ReLU (rectified linear units) solve this problem by activating linearly on the positive side. But because they activate to 0 on the negative side, the network can suffer from the dying ReLU problem when all neurons output 0 which also kills the back propagation signal. But computation is verfy efficient, even on mobile devices.

To solve the problem of dying ReLUs, variants like the Leaky ReLU, PReLu, ELU, SELU have been introduced. They have a small slope on the negative side and so signal back propagation can recover.

Which initialization method works well with which activation function is normally described in academic papers. Some common settings are described in Hands-On Machine Learning with Scikit-Learn and TensorFlow, 2nd edition, p. 328, table 11-1:

| Initialization | Activation | 
| --- | --- | 
| Xavier Glorot | none, tanh, sigmoid, softmax |
| He | ReLU & variants |
| LeCun | SELU |

Find out more about activation functions at https://mlfromscratch.com/activation-functions-explained/.

### Plots of Activation Functions

The functions are documented at https://pytorch.org/docs/stable/nn.functional.html.

In [None]:
import torch
from torch.nn.functional import relu, relu6, leaky_relu, tanh, prelu, elu, gelu
from torch.nn import Identity
from torch import tensor, sigmoid

def plot_torch_fn(fn, low, high, step=0.01, plot=None, title=None):
    xs = [tensor(x) for x in np.arange(low, high, step)]
    ys = list(map(fn, xs))
    
    plot = plt if plot is None else plot
    if title is not None:
        plot.title.set_text(title)

    return plot.plot(xs, ys)

In [None]:
plt.rcParams['figure.figsize'] = [16, 12]
fig, axs = plt.subplots(nrows=3, ncols=4)
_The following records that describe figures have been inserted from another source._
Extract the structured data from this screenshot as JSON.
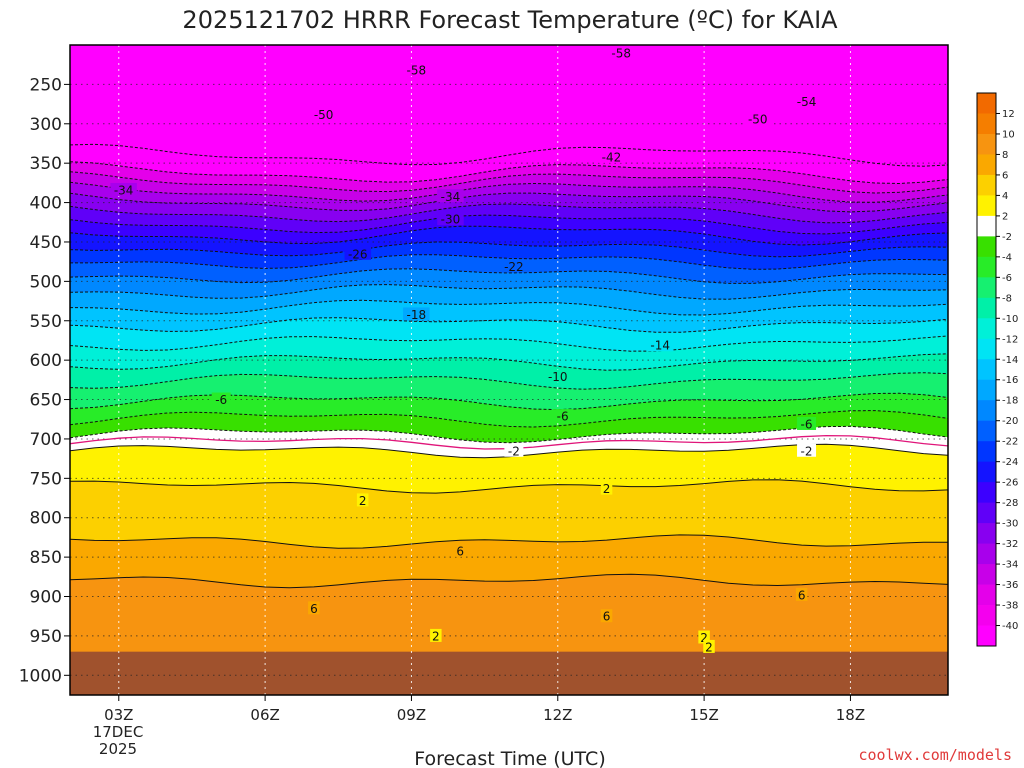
{
  "chart_data": {
    "type": "heatmap",
    "title": "2025121702 HRRR Forecast Temperature (ºC) for KAIA",
    "xlabel": "Forecast Time (UTC)",
    "ylabel": "",
    "credit": "coolwx.com/models",
    "x_ticks": [
      {
        "label": "03Z",
        "hour": 3
      },
      {
        "label": "06Z",
        "hour": 6
      },
      {
        "label": "09Z",
        "hour": 9
      },
      {
        "label": "12Z",
        "hour": 12
      },
      {
        "label": "15Z",
        "hour": 15
      },
      {
        "label": "18Z",
        "hour": 18
      }
    ],
    "x_date_lines": [
      "17DEC",
      "2025"
    ],
    "xlim": [
      2,
      20
    ],
    "y_ticks": [
      250,
      300,
      350,
      400,
      450,
      500,
      550,
      600,
      650,
      700,
      750,
      800,
      850,
      900,
      950,
      1000
    ],
    "ylim_hpa": [
      200,
      1025
    ],
    "ground_pressure_hpa": 970,
    "colorbar": {
      "ticks": [
        12,
        10,
        8,
        6,
        4,
        2,
        -2,
        -4,
        -6,
        -8,
        -10,
        -12,
        -14,
        -16,
        -18,
        -20,
        -22,
        -24,
        -26,
        -28,
        -30,
        -32,
        -34,
        -36,
        -38,
        -40
      ],
      "bands": [
        {
          "from": 12,
          "to": 14,
          "color": "#f26a00"
        },
        {
          "from": 10,
          "to": 12,
          "color": "#f57e00"
        },
        {
          "from": 8,
          "to": 10,
          "color": "#f79410"
        },
        {
          "from": 6,
          "to": 8,
          "color": "#faa800"
        },
        {
          "from": 4,
          "to": 6,
          "color": "#fcd000"
        },
        {
          "from": 2,
          "to": 4,
          "color": "#fff200"
        },
        {
          "from": -2,
          "to": 2,
          "color": "#ffffff"
        },
        {
          "from": -4,
          "to": -2,
          "color": "#38e000"
        },
        {
          "from": -6,
          "to": -4,
          "color": "#28ec28"
        },
        {
          "from": -8,
          "to": -6,
          "color": "#16f070"
        },
        {
          "from": -10,
          "to": -8,
          "color": "#00f0a8"
        },
        {
          "from": -12,
          "to": -10,
          "color": "#00f0d8"
        },
        {
          "from": -14,
          "to": -12,
          "color": "#00e4f4"
        },
        {
          "from": -16,
          "to": -14,
          "color": "#00c4ff"
        },
        {
          "from": -18,
          "to": -16,
          "color": "#00a8ff"
        },
        {
          "from": -20,
          "to": -18,
          "color": "#0088ff"
        },
        {
          "from": -22,
          "to": -20,
          "color": "#0060ff"
        },
        {
          "from": -24,
          "to": -22,
          "color": "#0036ff"
        },
        {
          "from": -26,
          "to": -24,
          "color": "#1414ff"
        },
        {
          "from": -28,
          "to": -26,
          "color": "#3c00ff"
        },
        {
          "from": -30,
          "to": -28,
          "color": "#6000f8"
        },
        {
          "from": -32,
          "to": -30,
          "color": "#8800f0"
        },
        {
          "from": -34,
          "to": -32,
          "color": "#a800ec"
        },
        {
          "from": -36,
          "to": -34,
          "color": "#c800e8"
        },
        {
          "from": -38,
          "to": -36,
          "color": "#e400ea"
        },
        {
          "from": -40,
          "to": -38,
          "color": "#f400ee"
        },
        {
          "from": -70,
          "to": -40,
          "color": "#ff00ff"
        }
      ]
    },
    "ground_color": "#a0522d",
    "profile_layers": [
      {
        "t": -42,
        "p": 340
      },
      {
        "t": -38,
        "p": 362
      },
      {
        "t": -36,
        "p": 374
      },
      {
        "t": -34,
        "p": 386
      },
      {
        "t": -32,
        "p": 398
      },
      {
        "t": -30,
        "p": 412
      },
      {
        "t": -28,
        "p": 426
      },
      {
        "t": -26,
        "p": 440
      },
      {
        "t": -24,
        "p": 458
      },
      {
        "t": -22,
        "p": 474
      },
      {
        "t": -20,
        "p": 492
      },
      {
        "t": -18,
        "p": 512
      },
      {
        "t": -16,
        "p": 532
      },
      {
        "t": -14,
        "p": 554
      },
      {
        "t": -12,
        "p": 578
      },
      {
        "t": -10,
        "p": 602
      },
      {
        "t": -8,
        "p": 626
      },
      {
        "t": -6,
        "p": 652
      },
      {
        "t": -4,
        "p": 674
      },
      {
        "t": -2,
        "p": 694
      },
      {
        "t": 2,
        "p": 715
      },
      {
        "t": 4,
        "p": 760
      },
      {
        "t": 6,
        "p": 830
      },
      {
        "t": 8,
        "p": 880
      }
    ],
    "contour_labels": [
      {
        "text": "-58",
        "hour": 13.3,
        "p": 210
      },
      {
        "text": "-58",
        "hour": 9.1,
        "p": 232
      },
      {
        "text": "-54",
        "hour": 17.1,
        "p": 272
      },
      {
        "text": "-50",
        "hour": 7.2,
        "p": 288
      },
      {
        "text": "-50",
        "hour": 16.1,
        "p": 294
      },
      {
        "text": "-42",
        "hour": 13.1,
        "p": 342
      },
      {
        "text": "-34",
        "hour": 3.1,
        "p": 384
      },
      {
        "text": "-34",
        "hour": 9.8,
        "p": 392
      },
      {
        "text": "-30",
        "hour": 9.8,
        "p": 421
      },
      {
        "text": "-26",
        "hour": 7.9,
        "p": 465
      },
      {
        "text": "-22",
        "hour": 11.1,
        "p": 481
      },
      {
        "text": "-18",
        "hour": 9.1,
        "p": 542
      },
      {
        "text": "-14",
        "hour": 14.1,
        "p": 581
      },
      {
        "text": "-10",
        "hour": 12.0,
        "p": 621
      },
      {
        "text": "-6",
        "hour": 5.1,
        "p": 650
      },
      {
        "text": "-6",
        "hour": 12.1,
        "p": 671
      },
      {
        "text": "-6",
        "hour": 17.1,
        "p": 681
      },
      {
        "text": "-2",
        "hour": 11.1,
        "p": 715
      },
      {
        "text": "-2",
        "hour": 17.1,
        "p": 715
      },
      {
        "text": "2",
        "hour": 8.0,
        "p": 778
      },
      {
        "text": "2",
        "hour": 13.0,
        "p": 763
      },
      {
        "text": "6",
        "hour": 10.0,
        "p": 842
      },
      {
        "text": "6",
        "hour": 7.0,
        "p": 915
      },
      {
        "text": "6",
        "hour": 13.0,
        "p": 925
      },
      {
        "text": "6",
        "hour": 17.0,
        "p": 898
      },
      {
        "text": "2",
        "hour": 9.5,
        "p": 950
      },
      {
        "text": "2",
        "hour": 15.0,
        "p": 952
      },
      {
        "text": "2",
        "hour": 15.1,
        "p": 964
      }
    ]
  }
}
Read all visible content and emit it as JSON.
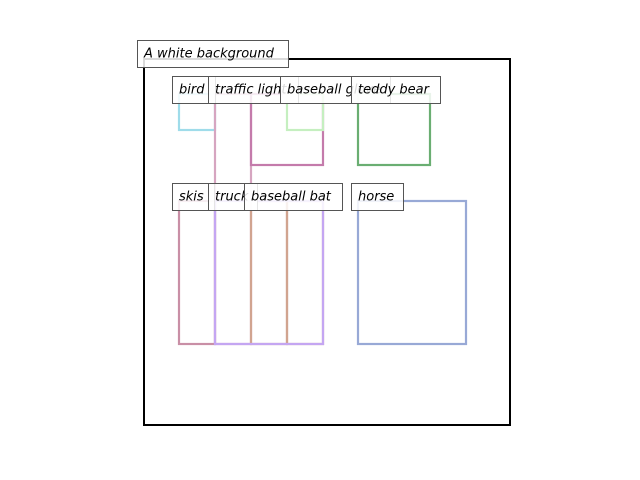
{
  "caption": "A white background",
  "boxes": [
    {
      "label": "bird"
    },
    {
      "label": "traffic light"
    },
    {
      "label": "baseball glove"
    },
    {
      "label": "teddy bear"
    },
    {
      "label": "skis"
    },
    {
      "label": "truck"
    },
    {
      "label": "baseball bat"
    },
    {
      "label": "horse"
    }
  ]
}
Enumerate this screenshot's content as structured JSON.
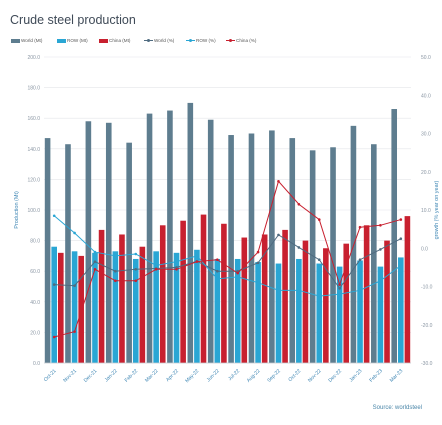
{
  "chart_data": {
    "type": "bar",
    "title": "Crude steel production",
    "ylabel": "Production (Mt)",
    "ylabel2": "growth (% year on year)",
    "ylim": [
      0,
      200
    ],
    "ylim2": [
      -30,
      50
    ],
    "yticks": [
      "0.0",
      "20.0",
      "40.0",
      "60.0",
      "80.0",
      "100.0",
      "120.0",
      "140.0",
      "160.0",
      "180.0",
      "200.0"
    ],
    "yticks2": [
      "-30.0",
      "-20.0",
      "-10.0",
      "0.0",
      "10.0",
      "20.0",
      "30.0",
      "40.0",
      "50.0"
    ],
    "grid": true,
    "legend_position": "top-left",
    "categories": [
      "Oct-21",
      "Nov-21",
      "Dec-21",
      "Jan-22",
      "Feb-22",
      "Mar-22",
      "Apr-22",
      "May-22",
      "Jun-22",
      "Jul-22",
      "Aug-22",
      "Sep-22",
      "Oct-22",
      "Nov-22",
      "Dec-22",
      "Jan-23",
      "Feb-23",
      "Mar-23"
    ],
    "series": [
      {
        "name": "World (Mt)",
        "kind": "bar",
        "axis": "left",
        "color": "#5e7d8f",
        "values": [
          147,
          143,
          158,
          157,
          144,
          163,
          165,
          170,
          159,
          149,
          150,
          152,
          147,
          139,
          141,
          155,
          143,
          166
        ]
      },
      {
        "name": "ROW (Mt)",
        "kind": "bar",
        "axis": "left",
        "color": "#2aa6d4",
        "values": [
          76,
          73,
          72,
          73,
          68,
          73,
          72,
          74,
          68,
          68,
          66,
          65,
          68,
          65,
          63,
          67,
          63,
          69
        ]
      },
      {
        "name": "China (Mt)",
        "kind": "bar",
        "axis": "left",
        "color": "#c8202f",
        "values": [
          72,
          70,
          87,
          84,
          76,
          90,
          93,
          97,
          91,
          82,
          84,
          87,
          80,
          75,
          78,
          90,
          80,
          96
        ]
      },
      {
        "name": "World (%)",
        "kind": "line",
        "axis": "right",
        "color": "#4f6b80",
        "values": [
          -9.5,
          -9.8,
          -3.5,
          -6.0,
          -5.5,
          -5.3,
          -5.0,
          -3.4,
          -6.0,
          -6.0,
          -3.8,
          3.5,
          0.2,
          -3.0,
          -10.5,
          -3.0,
          -0.3,
          2.5
        ]
      },
      {
        "name": "ROW (%)",
        "kind": "line",
        "axis": "right",
        "color": "#2aa6d4",
        "values": [
          8.5,
          4.0,
          -1.0,
          -2.0,
          -1.5,
          -4.5,
          -3.5,
          -2.0,
          -8.0,
          -7.5,
          -9.0,
          -11.0,
          -11.0,
          -12.5,
          -12.0,
          -11.0,
          -8.5,
          -4.5
        ]
      },
      {
        "name": "China (%)",
        "kind": "line",
        "axis": "right",
        "color": "#c8202f",
        "values": [
          -23.2,
          -21.8,
          -5.5,
          -8.5,
          -8.5,
          -5.5,
          -5.5,
          -3.5,
          -3.0,
          -6.5,
          -1.0,
          17.5,
          11.5,
          7.5,
          -9.5,
          5.5,
          6.0,
          7.5
        ]
      }
    ]
  },
  "source_text": "Source: worldsteel"
}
plot_torch_fn(Identity(), -10, 10, plot=axs[0, 0], title="Identity")
plot_torch_fn(sigmoid, -10, 10, plot=axs[0, 1], title="Sigmoid")
plot_torch_fn(tanh, -10, 10, plot=axs[0, 2], title="tanh")

plot_torch_fn(relu, -10, 10, plot=axs[1, 0], title="ReLU")
plot_torch_fn(relu6, -10, 10, plot=axs[1, 1], title="ReLU6")
plot_torch_fn(leaky_relu, -10, 10, plot=axs[1, 2], title="LeakyReLU")
plot_torch_fn(lambda x: prelu(x, weight=tensor(0.2, dtype=torch.double)), -10, 10, plot=axs[1, 3], title="PReLU")

plot_torch_fn(elu, -10, 10, plot=axs[2, 0], title="ELU")
plot_torch_fn(gelu, -10, 10, plot=axs[2, 1], title="GELU")